This is STAGING. For front-end user testing and QA.
The Chronicle of Philanthropy logo

Leading

Many Charities Avoid Business-Income Tax

April 23, 2009 | Read Time: 1 minute

Only 40 percent of the nearly 13,200 charities that reported receiving business income not related to their missions wound up paying tax on those earnings for the 2005 tax year, according to new statistics released by the Internal Revenue Service.

These charities reported a collective gross income of more than $6-billion, yet paid just $260-million in tax. (Both figures were the highest since the IRS began to keep track in the 1992 tax year.)

Under federal law, nonprofit groups must pay tax on income generated from business activities that are not “substantially related” to their charitable mission.

Last year, a Chronicle study of the business practices of 91 of the nation’s largest charities found that many organizations take advantage of vague rules and specific exemptions built into statutes to legally avoid paying taxes (The Chronicle, February 7, 2008).
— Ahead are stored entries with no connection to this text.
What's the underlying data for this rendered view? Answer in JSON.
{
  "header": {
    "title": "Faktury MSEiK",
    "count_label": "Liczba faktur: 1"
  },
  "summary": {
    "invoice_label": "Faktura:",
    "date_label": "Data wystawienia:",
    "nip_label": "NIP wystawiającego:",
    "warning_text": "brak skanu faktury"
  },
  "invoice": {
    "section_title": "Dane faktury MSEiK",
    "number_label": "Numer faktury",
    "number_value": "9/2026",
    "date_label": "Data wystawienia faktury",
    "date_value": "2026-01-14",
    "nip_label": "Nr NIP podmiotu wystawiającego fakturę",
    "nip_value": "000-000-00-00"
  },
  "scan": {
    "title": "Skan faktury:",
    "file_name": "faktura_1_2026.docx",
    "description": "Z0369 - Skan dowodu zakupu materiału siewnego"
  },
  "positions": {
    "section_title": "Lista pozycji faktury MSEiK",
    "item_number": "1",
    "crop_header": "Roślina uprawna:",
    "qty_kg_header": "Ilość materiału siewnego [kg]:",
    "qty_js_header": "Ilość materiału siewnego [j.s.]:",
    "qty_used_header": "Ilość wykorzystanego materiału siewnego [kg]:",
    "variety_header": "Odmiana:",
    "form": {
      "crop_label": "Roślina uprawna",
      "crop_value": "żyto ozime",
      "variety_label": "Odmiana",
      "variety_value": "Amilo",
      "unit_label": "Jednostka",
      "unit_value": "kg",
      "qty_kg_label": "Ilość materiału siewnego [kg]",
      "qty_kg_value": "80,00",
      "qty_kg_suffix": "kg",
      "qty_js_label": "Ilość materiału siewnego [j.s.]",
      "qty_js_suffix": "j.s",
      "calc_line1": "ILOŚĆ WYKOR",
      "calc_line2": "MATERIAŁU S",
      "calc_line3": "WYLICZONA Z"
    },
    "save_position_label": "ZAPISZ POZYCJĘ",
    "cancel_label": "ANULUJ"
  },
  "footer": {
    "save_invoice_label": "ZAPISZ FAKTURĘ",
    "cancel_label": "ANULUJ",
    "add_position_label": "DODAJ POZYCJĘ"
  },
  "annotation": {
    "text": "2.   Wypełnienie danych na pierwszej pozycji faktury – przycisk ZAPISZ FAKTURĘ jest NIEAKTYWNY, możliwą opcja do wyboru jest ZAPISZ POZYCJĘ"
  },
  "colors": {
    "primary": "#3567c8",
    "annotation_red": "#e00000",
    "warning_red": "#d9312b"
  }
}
Fifty-one percent of the charities in the study listed zero taxable income or a loss for activities after they took deductions and made other calculations. The new IRS figures show that nearly 60 percent of charities that reported unrelated-business income in 2005 listed zero or negative taxable income.


Some tax experts have questioned whether Congress needs to revisit the laws governing the collection of the unrelated-business income tax.